While adding multithreading support to a Python script, I found myself thinking again about the difference between multithreading and multiprocessing in the context of Python.
For the uninitiated, Python multithreading uses threads to do parallel processing. This is the most common way to do parallel work in many programming languages. But CPython has the Global Interpreter Lock (GIL), which means that no two Python statements (bytecodes, strictly speaking) can execute at the same time. So this form of parallelization is only helpful if most of your threads are either not actively doing anything (for example, waiting for input), or doing something that happens outside the GIL (for example launching a subprocess or doing a numpy calculation). Using threads is very lightweight, for example, the threads share memory space.
Python multiprocessing, on the other hand, uses multiple system level processes, that is, it starts up multiple instances of the Python interpreter. This gets around the GIL limitation, but obviously has more overhead. In addition, communicating between processes is not as easy as reading and writing shared memory.

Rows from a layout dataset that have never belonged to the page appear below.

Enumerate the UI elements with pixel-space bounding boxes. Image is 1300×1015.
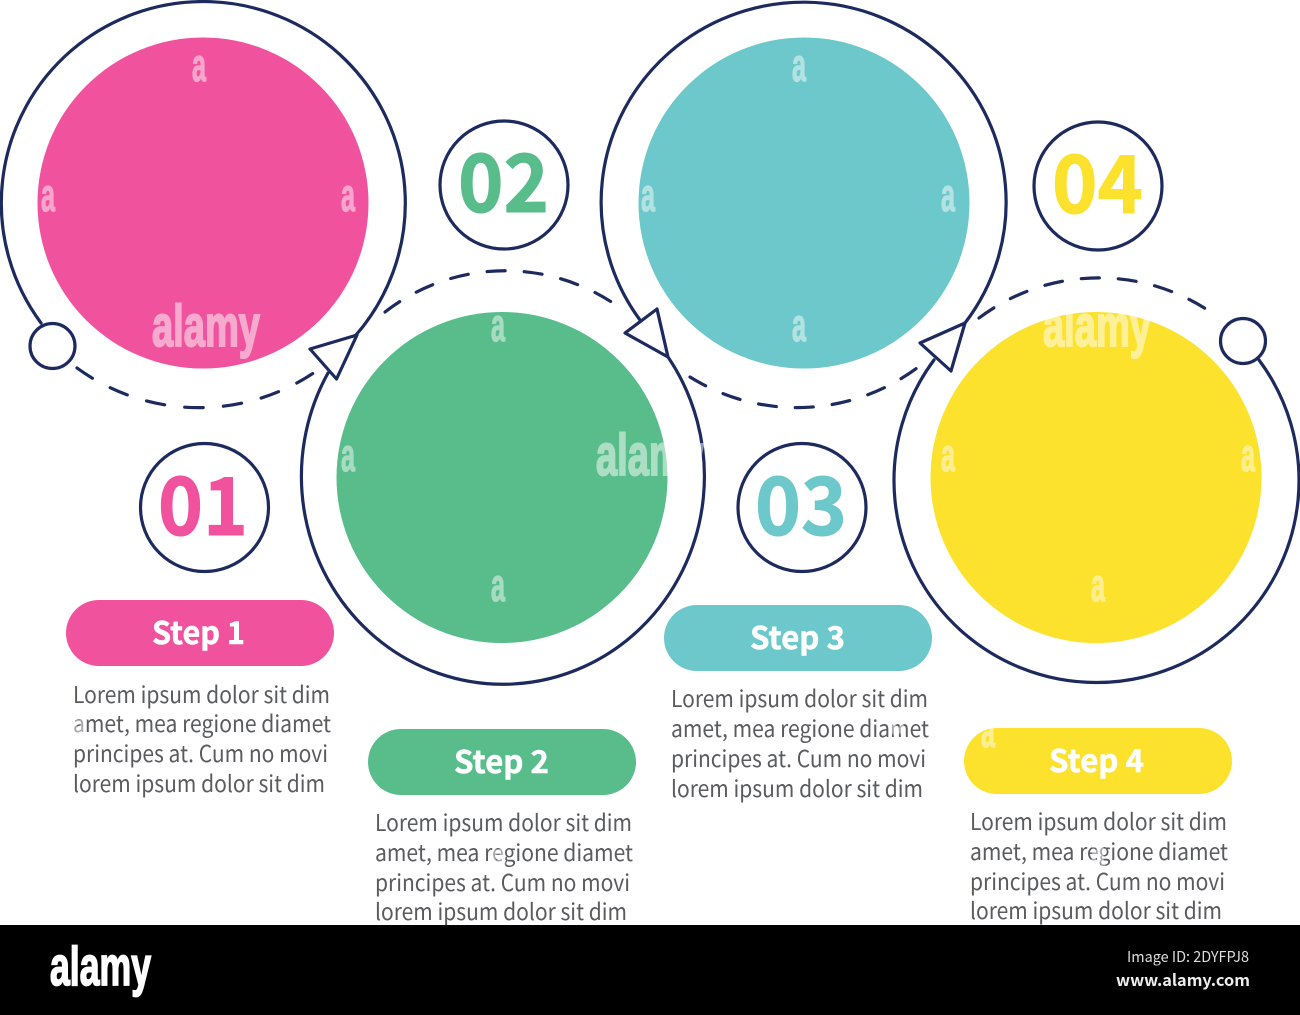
text block: step 2: lorem ipsum dolor sit dim — [375, 893, 627, 927]
number badge 01: 01 — [158, 443, 248, 559]
watermark: small marks on circles: a — [792, 299, 806, 351]
number badge 03: 03 — [755, 443, 847, 559]
text block: step 4: principes at. Cum no movi — [970, 863, 1225, 897]
watermark: small marks on circles: a — [941, 169, 955, 221]
text block: step 1: amet, mea regione diamet — [73, 705, 331, 739]
text block: step 3: principes at. Cum no movi — [671, 740, 926, 774]
number badge 02: 02 — [458, 120, 549, 236]
pill: step 3 — [664, 605, 932, 671]
footer logo: alamy — [50, 935, 151, 997]
text block: step 4 — [970, 803, 1228, 926]
text block: step 2 — [375, 804, 633, 927]
footer bar — [0, 925, 1300, 1015]
watermark: small marks on circles: a — [41, 169, 55, 221]
ring: step 1 solid and dashed — [1, 2, 405, 408]
watermark: small marks on circles: a — [891, 693, 905, 745]
pill: step 4 — [964, 728, 1232, 794]
watermark: stock mark on green circle: alamy — [596, 423, 704, 488]
circle: step 2 green — [336, 312, 668, 643]
number badge 04 — [1034, 121, 1162, 250]
arrowhead: step 2 to 3 — [625, 309, 668, 357]
text block: step 4: amet, mea regione diamet — [970, 833, 1228, 867]
watermark: small marks on circles: a — [1091, 559, 1105, 611]
text block: step 4: lorem ipsum dolor sit dim — [970, 892, 1222, 926]
watermark: small marks on circles: a — [72, 693, 86, 745]
text block: step 2: Lorem ipsum dolor sit dim — [375, 804, 632, 838]
watermark: small marks on circles: a — [641, 169, 655, 221]
text block: step 2: principes at. Cum no movi — [375, 864, 630, 898]
text block: step 4: Lorem ipsum dolor sit dim — [970, 803, 1227, 837]
pill: step 1 — [66, 600, 334, 666]
watermark: small marks on circles: a — [1241, 429, 1255, 481]
text block: step 1: Lorem ipsum dolor sit dim — [73, 676, 330, 710]
text block: step 1: lorem ipsum dolor sit dim — [73, 765, 325, 799]
pill: step 2 — [368, 729, 636, 795]
node: step 1 start — [30, 324, 75, 368]
arrowhead: step 3 to 4 — [920, 323, 965, 371]
watermark: small marks on circles: a — [792, 39, 806, 91]
watermark: small marks on circles: a — [981, 705, 995, 757]
pill: step 2: Step 2 — [454, 737, 549, 782]
watermark: small marks on circles: a — [491, 299, 505, 351]
watermark: small marks on circles: a — [341, 169, 355, 221]
watermark: small marks on circles: a — [341, 429, 355, 481]
circle: step 3 teal — [638, 38, 970, 368]
text block: step 1 — [73, 676, 331, 799]
watermark: stock mark on pink circle: alamy — [152, 294, 260, 359]
number badge 01 — [140, 443, 268, 572]
arrowhead: step 1 to 2 — [310, 335, 357, 379]
watermark: small marks on circles: a — [1091, 823, 1105, 875]
watermark: small marks on circles: a — [491, 559, 505, 611]
text block: step 2: amet, mea regione diamet — [375, 834, 633, 868]
ring: step 2 solid and dashed — [301, 271, 704, 684]
number badge 03 — [738, 443, 866, 572]
watermark: small marks on circles: a — [941, 429, 955, 481]
number badge 02 — [440, 120, 568, 249]
number badge 04: 04 — [1052, 121, 1143, 237]
text block: step 1: principes at. Cum no movi — [73, 735, 328, 769]
text block: step 3: amet, mea regione diamet — [671, 710, 929, 744]
node: step 4 end — [1220, 318, 1266, 364]
watermark: small marks on circles: a — [491, 823, 505, 875]
text block: step 3: Lorem ipsum dolor sit dim — [671, 680, 928, 714]
ring: step 4 solid and dashed — [894, 278, 1299, 683]
text block: step 3 — [671, 680, 929, 804]
pill: step 4: Step 4 — [1049, 736, 1144, 781]
footer site address: www.alamy.com — [1116, 967, 1250, 991]
text block: step 3: lorem ipsum dolor sit dim — [671, 770, 923, 804]
circle: step 1 pink — [38, 38, 368, 368]
watermark: stock mark on yellow circle: alamy — [1043, 294, 1151, 359]
footer image id: Image ID: 2DYFPJ8 — [1127, 946, 1249, 967]
circle: step 4 yellow — [930, 312, 1262, 643]
ring: step 3 solid and dashed — [601, 2, 1006, 408]
pill: step 3: Step 3 — [750, 613, 845, 658]
watermark: small marks on circles — [41, 39, 1255, 875]
watermark: small marks on circles: a — [192, 39, 206, 91]
pill: step 1: Step 1 — [152, 608, 245, 653]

To illustrate the difference, I wrote two functions. The first is called idle
and simply sleeps for two seconds. The second is called busy
and
computes a large sum. I ran each 15 times using 5 workers, once using threads
and once using processes. Then I used matplotlib to visualize the
results.
Here are the two idle
graphs, which look essentially identical.
(Although if you look closely, you can see that the multiprocess version is
slightly slower.)
And here are the two busy
graphs. The threads are clearly not helping
anything.
As is my custom these days, I did the computations in an iPython notebook.